Trotz Hang zum Absurden kehrt Werner immer wieder auf den Boden der Realität zurück. Er brauche das, "damit die Geschichten nicht in der Luft hängen". Wobei er gar keinem bestimmten Heimatbegriff zu folgen scheint. Heimat ist das, was ihm widerfährt und wohin er dann immer wieder zurückkehrt. "Hier passieren die Dinge einfach", sagt der 40-Jährige, "man bekommt sie mit. Ich grabe nichts aus, ich sehe es irgendwann."
Eingebung an der Koppel
Eines Tages vor fünf Jahren sah er die Pferde-Koppel hinter seinem Haus auf eine neue Weise: Das Pferd, ein Auto, der Zaun. Diese Versatzstücke an der Koppel machten ihm bewusst, wie er zu schreiben hatte.

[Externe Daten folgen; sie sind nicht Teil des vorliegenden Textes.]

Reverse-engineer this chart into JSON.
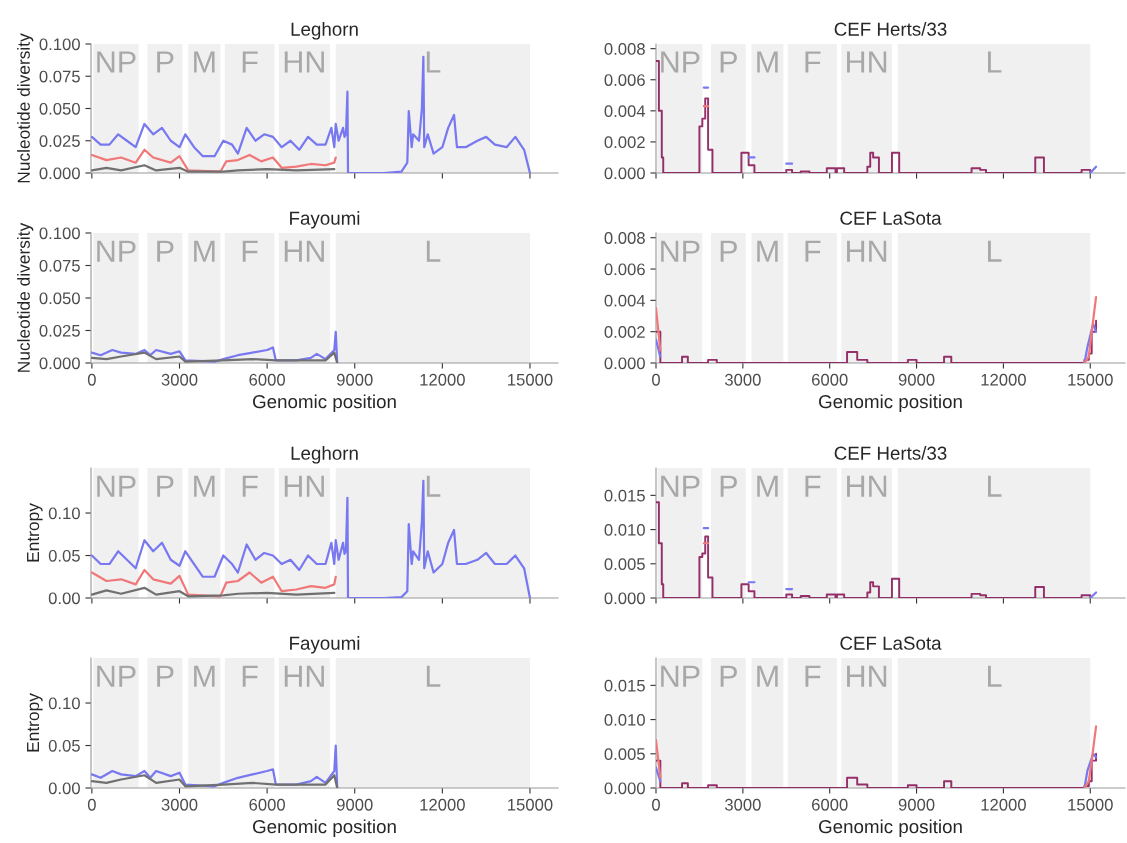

Kein Spannungsbogen sei nötig, sagt Werner. Sein Verfahren beschreibt er als ein Zusammensuchen und Zusammenfügen. Orte wie diese Pferdekoppel sucht er dann immer wieder auf, nimmt immer neue Eindrücke mit ("Ich bleibe an Dingen hängen") und baut sie in seine Geschichte ein. Er sei wie ein Bastler sagt Thomas Werner. Manchmal erinnere ihn das Schreiben auch an ein Kind beim Rollenspiel: "Man spielt und weiß nicht, wie es ausgeht."
In diesem Hang zum Provisorischen ähnelt der Autor einer seiner Figuren, dem "Tröster". Entdeckt hat Thomas Werner den Tröster an der Tankstelle des Heimatortes Effeltrich. Zuerst erscheint der Tankwart nicht mehr zu sein als eben ein Tankwart, der an der Zapfsäule steht und nebenbei Zeitungen verkauft. Doch dann hebt auch diese Figur ins Phantastische ab - und wird zu einer Art biblischen Figur, zu einem Geist, der "weht und tröstet, wo er will".
Wie sein Tröster, will auch der Erzähler Thomas Georg Werner auf nichts Bestimmtes hinaus. Es scheint ihm geradezu Pflicht zu sein, nichts Fertiges zu schaffen.
Vielleicht hängt auch diese Eigenart mit seiner Heimat zusammen. Zumindest fällt Thomas Werner, wenn er über den Titel seines Buches nachdenkt, diese Geschichte ein: Vor zehn Jahren habe sein Vater den Garten gestaltet; habe den Boden beackert, Beete angelegt und ein Gartenhäuschen gebaut. Als er mit der Arbeit fertig war, hatte der Vater gesagt: "Das ist jetzt erstmal ein Provisorium."